I started with Black House Museum, so travelled from Stornoway  westward  and then down  along coastal A858. The renovated "Blackhouse" in Arnol is an example how people once lived in Hebrides - the house was inhabited till 1960's. The name derives from black smoke burnt in the fireplace, giving walls dark colours.In the nearby surrondings I could notice a couple remnants of such household in the state of advanced ruin.

Black House, Arnol .











The kirk of Free Church of Scotland , Lewis is it's stronghold in Scotland .







The road signs in Western Isles are usually bilingual, but sometimes I could spot only gaelic place names, like here in Siabost.








Driving down to Carloway, I came across a place which used to be a Vikings' settlement in early middle ages. One of the restored houses was used as a watermill. 
                                                                                                                        
Carloway Broch

No doubt the ancient Broch in Carloway is a must-see monument, one of many historical buildings typical only for north-west Scotland. The round towers, built using only dry-stone method, are found mainly on shores. Constructed about 2000 years ago, their original functions aren't obvious - probably built as watchtowers , possibly these structures were inhabited too. The Carloway Broch is considered as one of the best preserved in Scotland, but I was much more impressed seeing Mousa Broch in Shetlands, which is practically intact. Originally the Brochs were about 10 metres tall, and with spiral staircase leading to the top.








Looking southward from Carloway Broch








                                                            Callanish (Calanais) Stone Ring

Callanish Standing Stones are number one attraction of Lewis, I think most people come to the Island ( which is mostly flat and treeless) to see the famous stones. The stone circle was expanded over centuries ( 3500 - 1500 BC) and there is no clear explanation , what drove neolitic people to erect these stones in a certain order ( the stones form a shape of celtic cross). Given that there are smaller neolitic stone rings nearby, probably Callanish Stones served as ritual place. There is a theory that the circle was erected as an astronomical observatory too, but there is no proof however.

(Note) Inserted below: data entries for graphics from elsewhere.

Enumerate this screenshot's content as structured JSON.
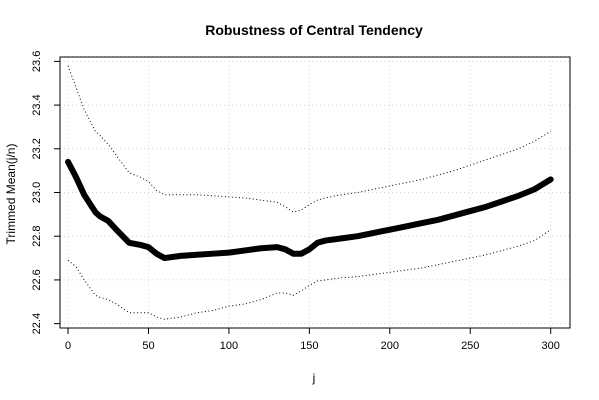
{
  "chart_data": {
    "type": "line",
    "title": "Robustness of Central Tendency",
    "xlabel": "j",
    "ylabel": "Trimmed Mean(j/n)",
    "xlim": [
      -5,
      312
    ],
    "ylim": [
      22.38,
      23.62
    ],
    "xticks": [
      0,
      50,
      100,
      150,
      200,
      250,
      300
    ],
    "yticks": [
      22.4,
      22.6,
      22.8,
      23.0,
      23.2,
      23.4,
      23.6
    ],
    "grid": true,
    "series": [
      {
        "role": "mean",
        "style": "thick-solid",
        "x": [
          0,
          5,
          10,
          17,
          20,
          25,
          30,
          38,
          45,
          50,
          55,
          60,
          70,
          80,
          90,
          100,
          110,
          120,
          130,
          135,
          140,
          145,
          150,
          155,
          160,
          170,
          180,
          190,
          200,
          210,
          220,
          230,
          240,
          250,
          260,
          270,
          280,
          290,
          300
        ],
        "y": [
          23.14,
          23.07,
          22.99,
          22.91,
          22.89,
          22.87,
          22.83,
          22.77,
          22.76,
          22.75,
          22.72,
          22.7,
          22.71,
          22.715,
          22.72,
          22.725,
          22.735,
          22.745,
          22.75,
          22.74,
          22.72,
          22.72,
          22.74,
          22.77,
          22.78,
          22.79,
          22.8,
          22.815,
          22.83,
          22.845,
          22.86,
          22.875,
          22.895,
          22.915,
          22.935,
          22.96,
          22.985,
          23.015,
          23.06
        ]
      },
      {
        "role": "upper-bound",
        "style": "dotted",
        "x": [
          0,
          5,
          10,
          17,
          20,
          25,
          30,
          38,
          45,
          50,
          55,
          60,
          70,
          80,
          90,
          100,
          110,
          120,
          130,
          135,
          140,
          145,
          150,
          155,
          160,
          170,
          180,
          190,
          200,
          210,
          220,
          230,
          240,
          250,
          260,
          270,
          280,
          290,
          300
        ],
        "y": [
          23.58,
          23.48,
          23.38,
          23.28,
          23.26,
          23.22,
          23.17,
          23.09,
          23.07,
          23.05,
          23.01,
          22.99,
          22.99,
          22.99,
          22.985,
          22.98,
          22.975,
          22.965,
          22.955,
          22.935,
          22.91,
          22.92,
          22.945,
          22.965,
          22.975,
          22.99,
          23.0,
          23.015,
          23.03,
          23.045,
          23.06,
          23.08,
          23.1,
          23.125,
          23.15,
          23.175,
          23.2,
          23.235,
          23.28
        ]
      },
      {
        "role": "lower-bound",
        "style": "dotted",
        "x": [
          0,
          5,
          10,
          17,
          20,
          25,
          30,
          38,
          45,
          50,
          55,
          60,
          70,
          80,
          90,
          100,
          110,
          120,
          130,
          135,
          140,
          145,
          150,
          155,
          160,
          170,
          180,
          190,
          200,
          210,
          220,
          230,
          240,
          250,
          260,
          270,
          280,
          290,
          300
        ],
        "y": [
          22.69,
          22.66,
          22.6,
          22.53,
          22.52,
          22.51,
          22.49,
          22.45,
          22.45,
          22.45,
          22.43,
          22.42,
          22.43,
          22.45,
          22.46,
          22.48,
          22.49,
          22.51,
          22.54,
          22.54,
          22.53,
          22.55,
          22.575,
          22.595,
          22.6,
          22.61,
          22.615,
          22.625,
          22.635,
          22.645,
          22.655,
          22.67,
          22.685,
          22.7,
          22.715,
          22.735,
          22.755,
          22.78,
          22.83
        ]
      }
    ]
  }
}
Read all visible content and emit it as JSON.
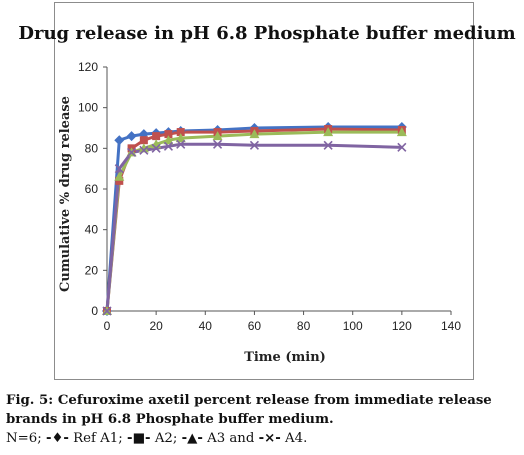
{
  "chart_data": {
    "type": "line",
    "title": "Drug release in pH 6.8 Phosphate buffer medium",
    "xlabel": "Time (min)",
    "ylabel": "Cumulative % drug release",
    "xlim": [
      0,
      140
    ],
    "ylim": [
      0,
      120
    ],
    "xticks": [
      0,
      20,
      40,
      60,
      80,
      100,
      120,
      140
    ],
    "yticks": [
      0,
      20,
      40,
      60,
      80,
      100,
      120
    ],
    "grid": false,
    "legend": "none",
    "x": [
      0,
      5,
      10,
      15,
      20,
      25,
      30,
      45,
      60,
      90,
      120
    ],
    "series": [
      {
        "marker": "diamond",
        "color": "#4472c4",
        "values": [
          0,
          84,
          86,
          87,
          87.5,
          88,
          88.5,
          89,
          90,
          90.5,
          90.5
        ]
      },
      {
        "marker": "square",
        "color": "#c0504d",
        "values": [
          0,
          64,
          80,
          84,
          86,
          87,
          88,
          88,
          88.5,
          89.5,
          89
        ]
      },
      {
        "marker": "triangle",
        "color": "#9bbb59",
        "values": [
          0,
          66,
          78,
          80,
          82,
          84,
          85,
          86,
          87,
          88,
          88
        ]
      },
      {
        "marker": "x",
        "color": "#8064a2",
        "values": [
          0,
          70,
          78,
          79,
          80,
          81,
          82,
          82,
          81.5,
          81.5,
          80.5
        ]
      }
    ]
  },
  "caption": {
    "fig_label": "Fig. 5:",
    "text": " Cefuroxime axetil percent release from immediate release brands in pH 6.8 Phosphate buffer medium.",
    "n_label": "N=6;",
    "legend_items": [
      {
        "marker": "-♦-",
        "label": "Ref A1;",
        "color": "#4472c4"
      },
      {
        "marker": "-■-",
        "label": "A2;",
        "color": "#c0504d"
      },
      {
        "marker": "-▲-",
        "label": "A3 and",
        "color": "#9bbb59"
      },
      {
        "marker": "-×-",
        "label": "A4.",
        "color": "#8064a2"
      }
    ]
  }
}
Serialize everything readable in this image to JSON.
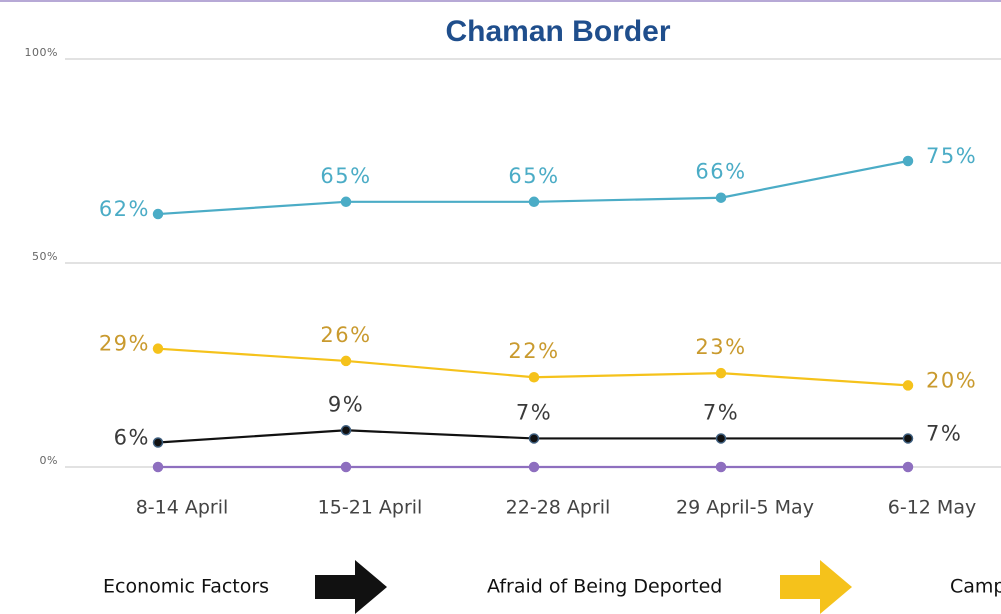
{
  "chart_data": {
    "type": "line",
    "title": "Chaman Border",
    "categories": [
      "8-14 April",
      "15-21 April",
      "22-28 April",
      "29 April-5 May",
      "6-12 May"
    ],
    "ylim": [
      0,
      100
    ],
    "yticks": [
      {
        "value": 0,
        "label": "0%"
      },
      {
        "value": 50,
        "label": "50%"
      },
      {
        "value": 100,
        "label": "100%"
      }
    ],
    "grid": true,
    "legend": "bottom",
    "series": [
      {
        "name": "Camp",
        "color": "#4bacc6",
        "label_color": "#4bacc6",
        "values": [
          62,
          65,
          65,
          66,
          75
        ],
        "value_labels": [
          "62%",
          "65%",
          "65%",
          "66%",
          "75%"
        ]
      },
      {
        "name": "Afraid of Being Deported",
        "color": "#f5c21b",
        "label_color": "#c99a2e",
        "values": [
          29,
          26,
          22,
          23,
          20
        ],
        "value_labels": [
          "29%",
          "26%",
          "22%",
          "23%",
          "20%"
        ]
      },
      {
        "name": "Economic Factors",
        "color": "#111111",
        "label_color": "#3a3a3a",
        "values": [
          6,
          9,
          7,
          7,
          7
        ],
        "value_labels": [
          "6%",
          "9%",
          "7%",
          "7%",
          "7%"
        ]
      },
      {
        "color": "#8e6fbf",
        "values": [
          0,
          0,
          0,
          0,
          0
        ]
      }
    ]
  }
}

Nevermind scientific theories, the mysterious neolitic stones attract many visitors.The site was already busy when I arrived. One group of women from Norway hired a guide (from a visitor centre at the entry to the site) to hear stories about the Callanish Stones. I noticed a few people trying to meditate somewhere on the outside of the ring. I thought there were perhaps better places for meditation , as there were always people chatting around the stones. I left finally when I saw a large group of people coming in.














Callanish Stones





















 After visiting Callanish Stones, I was heading quickly back to Harris , there was nothing else to keep me in Lewis. I pulled off only from the road for a while, just to have a look at  small blocks of peat , dug out and left  to dry out. Dried peat has been long used in Hebrides as a fuel for households and Lewis has a lot of peat.

Eventually, the sight of mountains in North Harris rising on the horizon drew my attention and I moved stright away in that direction , south.